If you buy something for $ 1,000 with a credit card with an 18% interest rate, for example, and make the minimum payment each month, you’ll end up paying $ 175 in interest after a year and you will still owe $ 946 on your purchase.

If you don’t have the money to pay for something in cash in the first place, you probably don’t want to make it more expensive by adding interest to the price.

4. Rates may increase with unpaid balances

To add insult to injury, the great annual percentage rate (APR) you thought you had on your credit card may have been an introductory rate, likely to rise if the balance is not fully paid off. That’s why an 8% APR can easily skyrocket to 29% in the blink of an eye.

“But that will never happen to me,” you might say. “I will pay my balance in full as soon as it is payday.” You may have the best of intentions, but you can easily be derailed by unforeseen expenses like car repairs.

5. A bad credit score affects a lot

If credit card balances are not paid, your credit score will start to decline and you may experience an unexpected increase in the rate on your insurance bill. Insurance companies that check credit scores when calculating premiums may assume that if you can’t pay your bills, you could be ditching your car or home maintenance, or you could be an irresponsible person. , which makes you riskier.

A bad credit rating can also lead to other problems. Some employers perform credit checks on job seekers and may not hire you if your score is too low. And your credit score is especially important when buying or refinancing a home because it will determine the interest rate on your mortgage and whether you qualify for a mortgage in the first place.

6. Bad habits put your relationships at risk

Studies indicate that couples and families fight over money more than any other topic, and this can be a particularly sensitive topic when there isn’t enough. Accordingly, couples and families should work together on budgets and financial self-discipline, whenever possible.

7. Funding leads to more spending

Many people spend more money on unnecessary or overpriced items when they pay with credit rather than cash. It’s psychological, because buying a $ 1,000 laptop or smartphone won’t seem like a life-changing if you just sign a receipt and don’t even have to think about paying for a month.

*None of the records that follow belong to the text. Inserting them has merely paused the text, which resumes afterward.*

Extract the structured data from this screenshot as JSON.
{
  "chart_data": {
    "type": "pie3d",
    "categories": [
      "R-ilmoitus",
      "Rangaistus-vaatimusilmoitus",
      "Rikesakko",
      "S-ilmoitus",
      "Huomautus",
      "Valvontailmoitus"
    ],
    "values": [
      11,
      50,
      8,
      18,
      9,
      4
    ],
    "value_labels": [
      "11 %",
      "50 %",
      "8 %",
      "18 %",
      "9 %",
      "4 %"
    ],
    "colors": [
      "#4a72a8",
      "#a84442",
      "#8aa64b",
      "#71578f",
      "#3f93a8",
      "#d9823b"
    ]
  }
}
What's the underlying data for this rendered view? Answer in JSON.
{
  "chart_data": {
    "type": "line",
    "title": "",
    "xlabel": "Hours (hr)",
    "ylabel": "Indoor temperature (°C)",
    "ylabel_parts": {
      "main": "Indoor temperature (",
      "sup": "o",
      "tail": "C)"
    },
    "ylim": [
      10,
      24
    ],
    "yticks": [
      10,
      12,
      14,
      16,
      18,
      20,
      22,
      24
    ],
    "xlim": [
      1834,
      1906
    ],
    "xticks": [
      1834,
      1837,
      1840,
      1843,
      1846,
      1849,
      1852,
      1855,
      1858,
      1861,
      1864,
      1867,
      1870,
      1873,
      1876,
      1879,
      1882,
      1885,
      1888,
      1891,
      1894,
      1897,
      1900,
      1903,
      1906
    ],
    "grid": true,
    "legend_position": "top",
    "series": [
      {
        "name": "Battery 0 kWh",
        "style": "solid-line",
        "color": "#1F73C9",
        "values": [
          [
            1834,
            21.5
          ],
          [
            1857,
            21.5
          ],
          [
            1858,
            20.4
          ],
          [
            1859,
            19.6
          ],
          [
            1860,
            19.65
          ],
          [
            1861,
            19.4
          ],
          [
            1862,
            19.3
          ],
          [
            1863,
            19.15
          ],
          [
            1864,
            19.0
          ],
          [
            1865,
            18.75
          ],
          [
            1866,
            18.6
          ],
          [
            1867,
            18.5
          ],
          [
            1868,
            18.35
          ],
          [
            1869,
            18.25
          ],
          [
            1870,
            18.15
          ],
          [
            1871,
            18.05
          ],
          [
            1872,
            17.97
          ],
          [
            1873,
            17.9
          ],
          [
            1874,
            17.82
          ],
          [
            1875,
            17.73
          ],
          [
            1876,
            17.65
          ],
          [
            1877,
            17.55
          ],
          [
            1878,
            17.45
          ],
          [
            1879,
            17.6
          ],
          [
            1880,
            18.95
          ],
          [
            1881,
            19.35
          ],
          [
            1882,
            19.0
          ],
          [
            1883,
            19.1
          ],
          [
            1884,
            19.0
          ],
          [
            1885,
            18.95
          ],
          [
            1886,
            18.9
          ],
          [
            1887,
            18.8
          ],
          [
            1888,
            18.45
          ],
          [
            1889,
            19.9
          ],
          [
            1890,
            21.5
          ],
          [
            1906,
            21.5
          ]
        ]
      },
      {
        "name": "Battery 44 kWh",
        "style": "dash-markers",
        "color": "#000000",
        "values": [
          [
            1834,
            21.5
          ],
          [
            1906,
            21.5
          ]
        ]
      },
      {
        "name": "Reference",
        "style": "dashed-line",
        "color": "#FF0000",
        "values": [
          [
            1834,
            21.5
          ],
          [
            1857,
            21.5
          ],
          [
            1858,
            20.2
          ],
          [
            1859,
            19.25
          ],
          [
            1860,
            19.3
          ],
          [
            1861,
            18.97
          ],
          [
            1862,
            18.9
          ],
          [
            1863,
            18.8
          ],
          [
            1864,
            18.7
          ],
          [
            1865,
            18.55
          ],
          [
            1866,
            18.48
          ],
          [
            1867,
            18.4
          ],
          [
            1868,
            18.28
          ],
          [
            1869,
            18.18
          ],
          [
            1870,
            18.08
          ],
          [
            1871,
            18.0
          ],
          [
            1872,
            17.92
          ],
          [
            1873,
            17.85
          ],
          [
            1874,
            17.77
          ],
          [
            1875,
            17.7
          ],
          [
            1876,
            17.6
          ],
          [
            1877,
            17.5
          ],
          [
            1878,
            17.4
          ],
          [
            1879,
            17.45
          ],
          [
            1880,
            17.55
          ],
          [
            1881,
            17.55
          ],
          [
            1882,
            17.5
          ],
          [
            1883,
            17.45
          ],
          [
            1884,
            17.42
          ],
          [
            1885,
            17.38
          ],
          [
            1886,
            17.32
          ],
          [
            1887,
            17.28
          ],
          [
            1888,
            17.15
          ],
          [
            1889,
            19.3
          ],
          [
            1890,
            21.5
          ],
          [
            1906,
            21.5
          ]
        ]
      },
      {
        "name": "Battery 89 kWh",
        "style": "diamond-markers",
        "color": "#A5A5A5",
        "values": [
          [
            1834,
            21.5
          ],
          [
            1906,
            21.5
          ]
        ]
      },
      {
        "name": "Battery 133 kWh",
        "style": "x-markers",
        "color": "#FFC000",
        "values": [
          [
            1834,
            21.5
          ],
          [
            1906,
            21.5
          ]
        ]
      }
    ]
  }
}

On the other hand, you can physically feel the $ 100 bills leaving your hand if you pay in cash, giving you a better idea of ​​how much these items cost and how much money you have left in your wallet now. lighter. To a lesser extent, this may also apply if you pay by check and immediately record the purchase in a checkbook that shows the impact on your account balance.

8. Can lead to bankruptcy

If you have multiple expenses without a plan to pay them back, or if your plan goes awry because you lose your job or have medical bills, you risk finding yourself desperately in debt. Declaring bankruptcy will mark your credit history for up to 10 years and when the report finally goes away, you will need to rebuild good credit.

9. Can erode your peace of mind

If you don’t owe money, you won’t have to worry about late fees, interest, annual fees, or over-limit fees. The best way to treat yourself to something beautiful is to save up and buy it when you can really afford it. The peace of mind that comes from not financing that purchase is like having fun twice.

The bottom line

Credit works well when balances are paid off each month, but can be disastrous when poorly managed. The convenience, protection, and rewards that credit cards offer make them convenient financial tools, but consider the risks before you go without.